Desconozco si esta atención hacia los médicos era el resultado de una iniciativa personal del doctor Mengele; o si, al salvar a sus colegas, se limitaba a obedecer directrices recibidas desde arriba; no estoy absolutamente en condiciones de apoyar una hipótesis u otra, por más que considere la segunda más plausible, y ello por ciertas consideraciones de orden lógico. Es decir, no considero que el doctor Mengele, SS-Hauptsturmführer, pudiera abstraerse de su mentalidad de SS y tener en cuenta un determinado perfil profesional de un grupo particular de personas para pronunciar un juicio en vez de otro: médicos o no médicos, los que estaban frente a él no eran más que judíos, y como tales debían ser suprimidos si sus condiciones físicas los hacían inutilizables como trabajadores; y él —SS-Hauptsturmführer— no podía dejarse enternecer por una trivial coincidencia de comunión profesional sin traicionar los principios fundamentales de las teorías nazis a las que había jurado lealtad inquebrantable.
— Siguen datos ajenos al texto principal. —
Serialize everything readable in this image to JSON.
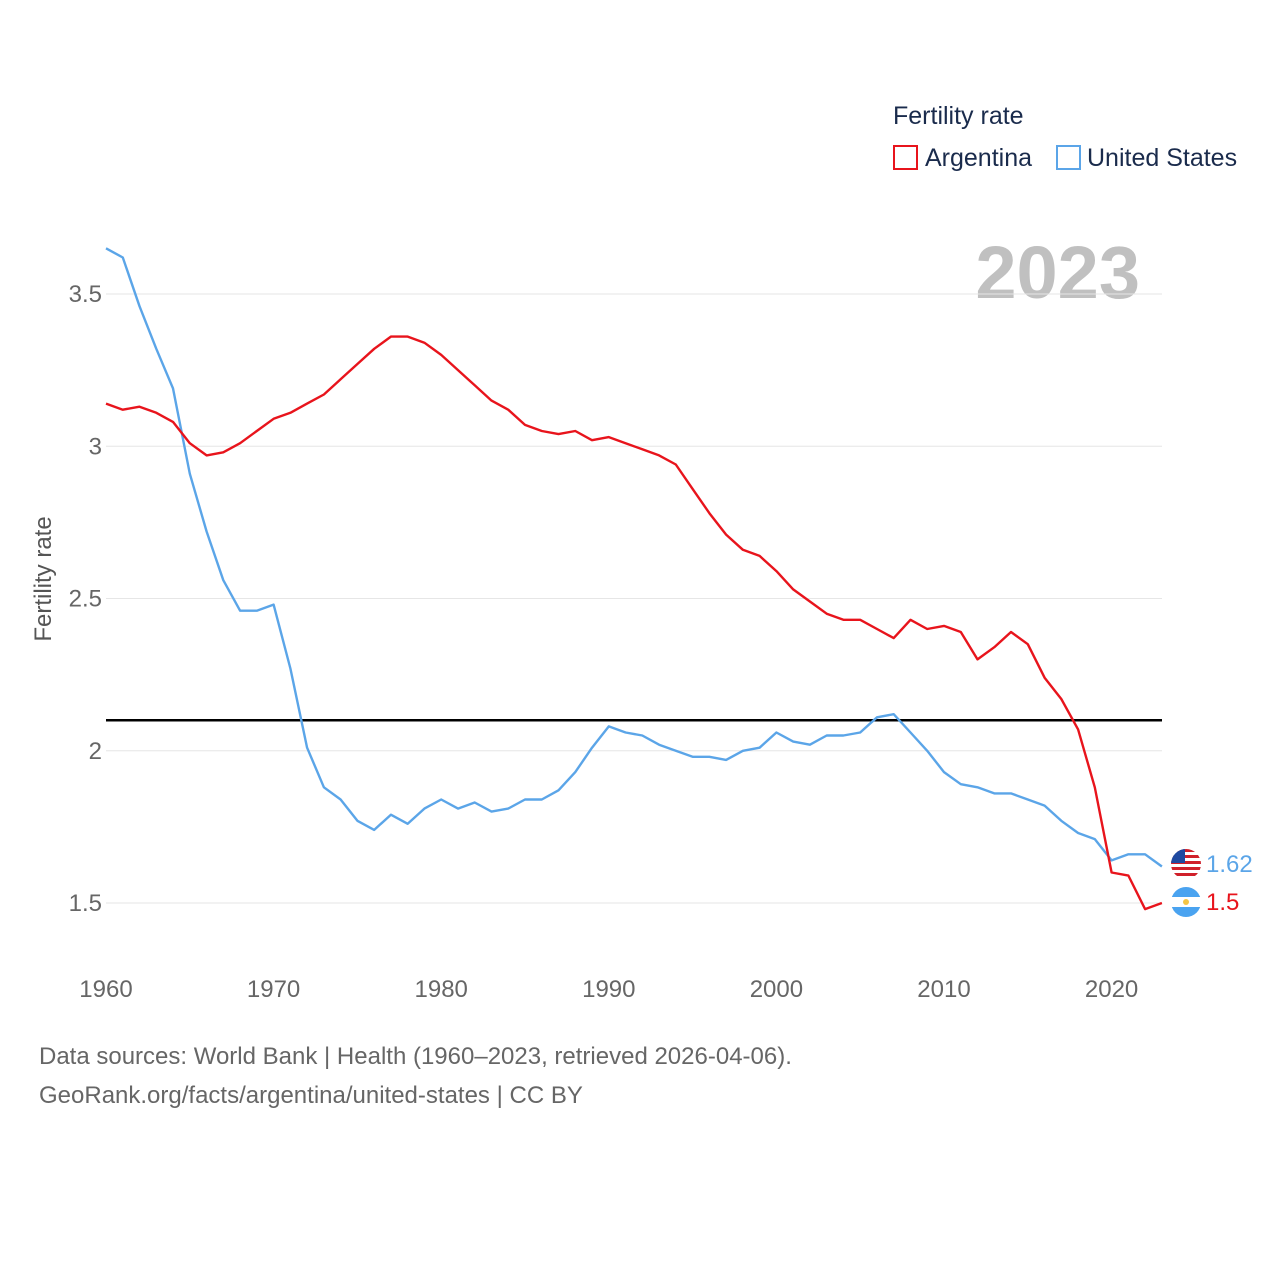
{
  "chart_data": {
    "type": "line",
    "title": "",
    "ylabel": "Fertility rate",
    "xlabel": "",
    "xlim": [
      1960,
      2023
    ],
    "ylim": [
      1.35,
      3.65
    ],
    "x_ticks": [
      1960,
      1970,
      1980,
      1990,
      2000,
      2010,
      2020
    ],
    "y_ticks": [
      1.5,
      2,
      2.5,
      3,
      3.5
    ],
    "y_tick_labels": [
      "1.5",
      "2",
      "2.5",
      "3",
      "3.5"
    ],
    "reference_line": 2.1,
    "year_label": "2023",
    "legend": {
      "title": "Fertility rate",
      "position": "top-right"
    },
    "x": [
      1960,
      1961,
      1962,
      1963,
      1964,
      1965,
      1966,
      1967,
      1968,
      1969,
      1970,
      1971,
      1972,
      1973,
      1974,
      1975,
      1976,
      1977,
      1978,
      1979,
      1980,
      1981,
      1982,
      1983,
      1984,
      1985,
      1986,
      1987,
      1988,
      1989,
      1990,
      1991,
      1992,
      1993,
      1994,
      1995,
      1996,
      1997,
      1998,
      1999,
      2000,
      2001,
      2002,
      2003,
      2004,
      2005,
      2006,
      2007,
      2008,
      2009,
      2010,
      2011,
      2012,
      2013,
      2014,
      2015,
      2016,
      2017,
      2018,
      2019,
      2020,
      2021,
      2022,
      2023
    ],
    "series": [
      {
        "name": "Argentina",
        "color": "#e8141c",
        "end_label": "1.5",
        "values": [
          3.14,
          3.12,
          3.13,
          3.11,
          3.08,
          3.01,
          2.97,
          2.98,
          3.01,
          3.05,
          3.09,
          3.11,
          3.14,
          3.17,
          3.22,
          3.27,
          3.32,
          3.36,
          3.36,
          3.34,
          3.3,
          3.25,
          3.2,
          3.15,
          3.12,
          3.07,
          3.05,
          3.04,
          3.05,
          3.02,
          3.03,
          3.01,
          2.99,
          2.97,
          2.94,
          2.86,
          2.78,
          2.71,
          2.66,
          2.64,
          2.59,
          2.53,
          2.49,
          2.45,
          2.43,
          2.43,
          2.4,
          2.37,
          2.43,
          2.4,
          2.41,
          2.39,
          2.3,
          2.34,
          2.39,
          2.35,
          2.24,
          2.17,
          2.07,
          1.88,
          1.6,
          1.59,
          1.48,
          1.5
        ]
      },
      {
        "name": "United States",
        "color": "#5ba5e8",
        "end_label": "1.62",
        "values": [
          3.65,
          3.62,
          3.46,
          3.32,
          3.19,
          2.91,
          2.72,
          2.56,
          2.46,
          2.46,
          2.48,
          2.27,
          2.01,
          1.88,
          1.84,
          1.77,
          1.74,
          1.79,
          1.76,
          1.81,
          1.84,
          1.81,
          1.83,
          1.8,
          1.81,
          1.84,
          1.84,
          1.87,
          1.93,
          2.01,
          2.08,
          2.06,
          2.05,
          2.02,
          2.0,
          1.98,
          1.98,
          1.97,
          2.0,
          2.01,
          2.06,
          2.03,
          2.02,
          2.05,
          2.05,
          2.06,
          2.11,
          2.12,
          2.06,
          2.0,
          1.93,
          1.89,
          1.88,
          1.86,
          1.86,
          1.84,
          1.82,
          1.77,
          1.73,
          1.71,
          1.64,
          1.66,
          1.66,
          1.62
        ]
      }
    ]
  },
  "footer": {
    "line1": "Data sources: World Bank | Health (1960–2023, retrieved 2026-04-06).",
    "line2": "GeoRank.org/facts/argentina/united-states | CC BY"
  }
}
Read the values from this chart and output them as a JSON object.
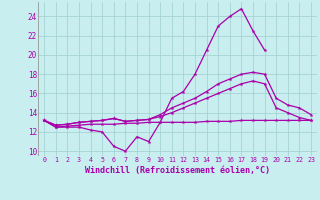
{
  "xlabel": "Windchill (Refroidissement éolien,°C)",
  "background_color": "#c8eef0",
  "grid_color": "#a0cece",
  "line_color": "#aa00aa",
  "ylim": [
    9.5,
    25.5
  ],
  "xlim": [
    -0.5,
    23.5
  ],
  "yticks": [
    10,
    12,
    14,
    16,
    18,
    20,
    22,
    24
  ],
  "xticks": [
    0,
    1,
    2,
    3,
    4,
    5,
    6,
    7,
    8,
    9,
    10,
    11,
    12,
    13,
    14,
    15,
    16,
    17,
    18,
    19,
    20,
    21,
    22,
    23
  ],
  "series1_x": [
    0,
    1,
    2,
    3,
    4,
    5,
    6,
    7,
    8,
    9,
    10,
    11,
    12,
    13,
    14,
    15,
    16,
    17,
    18,
    19
  ],
  "series1_y": [
    13.2,
    12.5,
    12.5,
    12.5,
    12.2,
    12.0,
    10.5,
    10.0,
    11.5,
    11.0,
    13.0,
    15.5,
    16.2,
    18.0,
    20.5,
    23.0,
    24.0,
    24.8,
    22.5,
    20.5
  ],
  "series2_x": [
    0,
    1,
    2,
    3,
    4,
    5,
    6,
    7,
    8,
    9,
    10,
    11,
    12,
    13,
    14,
    15,
    16,
    17,
    18,
    19,
    20,
    21,
    22,
    23
  ],
  "series2_y": [
    13.2,
    12.7,
    12.8,
    13.0,
    13.1,
    13.2,
    13.4,
    13.1,
    13.2,
    13.3,
    13.8,
    14.5,
    15.0,
    15.5,
    16.2,
    17.0,
    17.5,
    18.0,
    18.2,
    18.0,
    15.5,
    14.8,
    14.5,
    13.8
  ],
  "series3_x": [
    0,
    1,
    2,
    3,
    4,
    5,
    6,
    7,
    8,
    9,
    10,
    11,
    12,
    13,
    14,
    15,
    16,
    17,
    18,
    19,
    20,
    21,
    22,
    23
  ],
  "series3_y": [
    13.2,
    12.7,
    12.8,
    13.0,
    13.1,
    13.2,
    13.4,
    13.1,
    13.2,
    13.3,
    13.6,
    14.0,
    14.5,
    15.0,
    15.5,
    16.0,
    16.5,
    17.0,
    17.3,
    17.0,
    14.5,
    14.0,
    13.5,
    13.2
  ],
  "series4_x": [
    0,
    1,
    2,
    3,
    4,
    5,
    6,
    7,
    8,
    9,
    10,
    11,
    12,
    13,
    14,
    15,
    16,
    17,
    18,
    19,
    20,
    21,
    22,
    23
  ],
  "series4_y": [
    13.2,
    12.5,
    12.6,
    12.7,
    12.8,
    12.8,
    12.8,
    12.9,
    12.9,
    13.0,
    13.0,
    13.0,
    13.0,
    13.0,
    13.1,
    13.1,
    13.1,
    13.2,
    13.2,
    13.2,
    13.2,
    13.2,
    13.2,
    13.2
  ]
}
Por lo tanto, resulta bastante más probable que, al respetar a los médicos judíos, no hiciera más que obedecer órdenes recibidas, emanadas desde lo alto sobre la base de la posible utilidad, en circunstancias inmediatas o futuras, de esos individuos en particular.
Sin embargo, aunque esta suposición resultase infundada y fuera válida por el contrario la primera, eso no serviría para disminuir la entidad de los crímenes cometidos por el mencionado doctor Joseph Mengele; con su gesto, se habría limitado a salvar la vida de unos pocos individuos frente a los miles y miles de desgraciados a los que con un leve gesto indiferente y una sonrisa en los labios había enviado a la muerte.
No me consta nada más que pueda denunciar por conocimiento directo respecto al doctor Mengele; desconozco el papel que pueda haber tenido, por ejemplo, en la organización de investigaciones, llamémoslas científicas, utilizando «conejillos de Indias humanos», ni sé nada de su participación personal en dichas investigaciones; sé que se han hecho acusaciones en tal sentido en contra de él, pero yo no poseo elementos positivos para sufragarlas con mi testimonio. Aun así, el papel desempeñado por él para organizar y determinar el exterminio de tantas personas (de lo que sí puedo dar testimonio con plena conciencia) creo que representa en sí mismo un crimen tan gigantesco como para justificar en el caso del doctor Mengele la más severa e implacable de las condenas.